Another great way to flag sections that you need to come back to, ones that require larger overhauls, is to insert a comment bubble. They’re so easy to toggle through by clicking the “Next comment” button under Word’s Review tab, making it extremely easy to get back to these sections. Creating a comment bubble also only takes 1 second so you won’t lose the flow of the task at hand. Plus, you can take notes in the comment bubble.

Sometimes changes only require a few tweaks here and there. Adding a sentence, changing a word choice has a lot of power. Sometimes these changes can take hours to find that one word, and even these small-seeming revisions require several read-throughs to make sure the character arcs, all the little pieces of dialogue are consistent. This can be hard because it’s a lot of work for a seemingly small thing, but I found it was worth the effort.

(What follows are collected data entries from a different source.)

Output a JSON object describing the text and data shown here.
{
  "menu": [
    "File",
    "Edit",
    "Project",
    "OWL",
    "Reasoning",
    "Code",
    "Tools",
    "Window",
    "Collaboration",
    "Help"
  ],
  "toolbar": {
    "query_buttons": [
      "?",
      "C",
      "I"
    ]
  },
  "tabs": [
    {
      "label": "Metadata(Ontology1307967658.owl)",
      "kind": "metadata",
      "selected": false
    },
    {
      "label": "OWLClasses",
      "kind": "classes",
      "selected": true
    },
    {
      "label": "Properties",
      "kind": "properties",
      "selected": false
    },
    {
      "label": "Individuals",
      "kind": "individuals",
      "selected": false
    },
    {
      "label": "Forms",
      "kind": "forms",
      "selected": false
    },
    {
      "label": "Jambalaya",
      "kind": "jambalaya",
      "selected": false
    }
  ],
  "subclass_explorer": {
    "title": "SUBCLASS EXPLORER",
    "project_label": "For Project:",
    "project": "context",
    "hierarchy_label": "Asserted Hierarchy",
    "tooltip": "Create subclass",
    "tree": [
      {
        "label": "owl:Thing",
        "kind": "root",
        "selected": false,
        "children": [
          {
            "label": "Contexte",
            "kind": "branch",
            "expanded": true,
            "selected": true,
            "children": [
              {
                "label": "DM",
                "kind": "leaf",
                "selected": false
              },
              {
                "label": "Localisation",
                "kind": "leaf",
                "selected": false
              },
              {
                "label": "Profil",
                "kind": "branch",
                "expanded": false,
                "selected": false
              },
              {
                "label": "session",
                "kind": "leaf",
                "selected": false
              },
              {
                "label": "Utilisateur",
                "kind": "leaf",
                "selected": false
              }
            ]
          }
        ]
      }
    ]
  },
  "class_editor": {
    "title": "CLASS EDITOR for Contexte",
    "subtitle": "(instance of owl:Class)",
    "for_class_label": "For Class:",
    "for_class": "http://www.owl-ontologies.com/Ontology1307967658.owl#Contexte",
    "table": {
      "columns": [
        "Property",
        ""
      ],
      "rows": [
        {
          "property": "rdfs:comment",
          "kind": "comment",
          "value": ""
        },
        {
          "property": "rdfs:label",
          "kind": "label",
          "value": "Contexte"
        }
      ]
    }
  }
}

Another tip: it’s important to take breaks. This is an extension of giving yourself a few days for feedback to sink in. I often needed a few hours, sometimes days to figure out the right solution for fixing something (especially the larger development changes), and the ideas hit when I was only sort-of thinking about my book while doing other things. I hardly ever got an idea by just staring at my manuscript.


Working with my Editor

What I loved:

  • Having someone to bounce ideas off of (this was true with my agent and CPs as well).
  • Hearing not just what wasn’t working, but what was workingthis not only helped in edits to know what to keep and how to expand, but also gave me confidence to keep pushing forward. This is something important to keep in mind while CP-ing and giving feedback to others.
  • She had the amazing ability to articulate issues and make suggestions that made me say Of course! (seriously, out loud, while I read her letters/comments).
  • She made suggestions that set me brainstorming, and provided just enough guidance to get me to the right place while still allowing me the freedom to revise as I saw fit.

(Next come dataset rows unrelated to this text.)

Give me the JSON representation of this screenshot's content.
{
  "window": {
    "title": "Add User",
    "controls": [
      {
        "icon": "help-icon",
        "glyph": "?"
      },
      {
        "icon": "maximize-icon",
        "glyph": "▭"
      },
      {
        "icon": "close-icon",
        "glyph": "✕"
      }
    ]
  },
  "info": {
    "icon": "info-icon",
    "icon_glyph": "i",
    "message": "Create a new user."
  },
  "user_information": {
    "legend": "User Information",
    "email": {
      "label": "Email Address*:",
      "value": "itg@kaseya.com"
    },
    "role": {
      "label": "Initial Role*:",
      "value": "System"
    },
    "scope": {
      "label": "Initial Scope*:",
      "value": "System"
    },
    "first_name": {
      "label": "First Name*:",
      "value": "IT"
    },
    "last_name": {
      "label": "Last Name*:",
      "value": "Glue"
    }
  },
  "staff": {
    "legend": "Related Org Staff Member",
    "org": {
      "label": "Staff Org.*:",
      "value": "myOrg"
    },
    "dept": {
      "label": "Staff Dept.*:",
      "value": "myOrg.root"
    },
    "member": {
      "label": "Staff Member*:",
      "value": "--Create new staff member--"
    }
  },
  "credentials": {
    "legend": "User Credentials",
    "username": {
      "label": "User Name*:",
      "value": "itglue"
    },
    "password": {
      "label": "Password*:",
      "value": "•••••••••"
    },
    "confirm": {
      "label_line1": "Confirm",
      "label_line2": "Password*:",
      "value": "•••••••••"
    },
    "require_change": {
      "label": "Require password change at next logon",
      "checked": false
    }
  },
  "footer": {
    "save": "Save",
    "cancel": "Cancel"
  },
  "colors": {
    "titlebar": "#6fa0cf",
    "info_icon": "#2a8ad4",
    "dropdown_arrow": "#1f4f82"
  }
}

Every editor works differently, but for me, we had a combination of edit letters and phone calls, which worked perfectly for me. The entire revision process up to and not including copyedits was about 5 months, with longer turnaround times for the more in-depth first and second rounds. Of course, everyone’s experience is different, but I hope this gives you an idea of how one experience went!

Now, looking back on how much my manuscript has changed in the last two years from its original draft, my mind is blown. The inciting incident has changed. A main character has become a barely-there-side-character. A side character became a main character. The love interest grew from a few chapters to a significant storyline.

Lastly…The Most Important Thing

When revising, remember why you wrote this book. Even though the road can be rocky, you should never forget why you write—because you love it, because you have a story to tell, because you want to give a voice to a truth that only you can tell.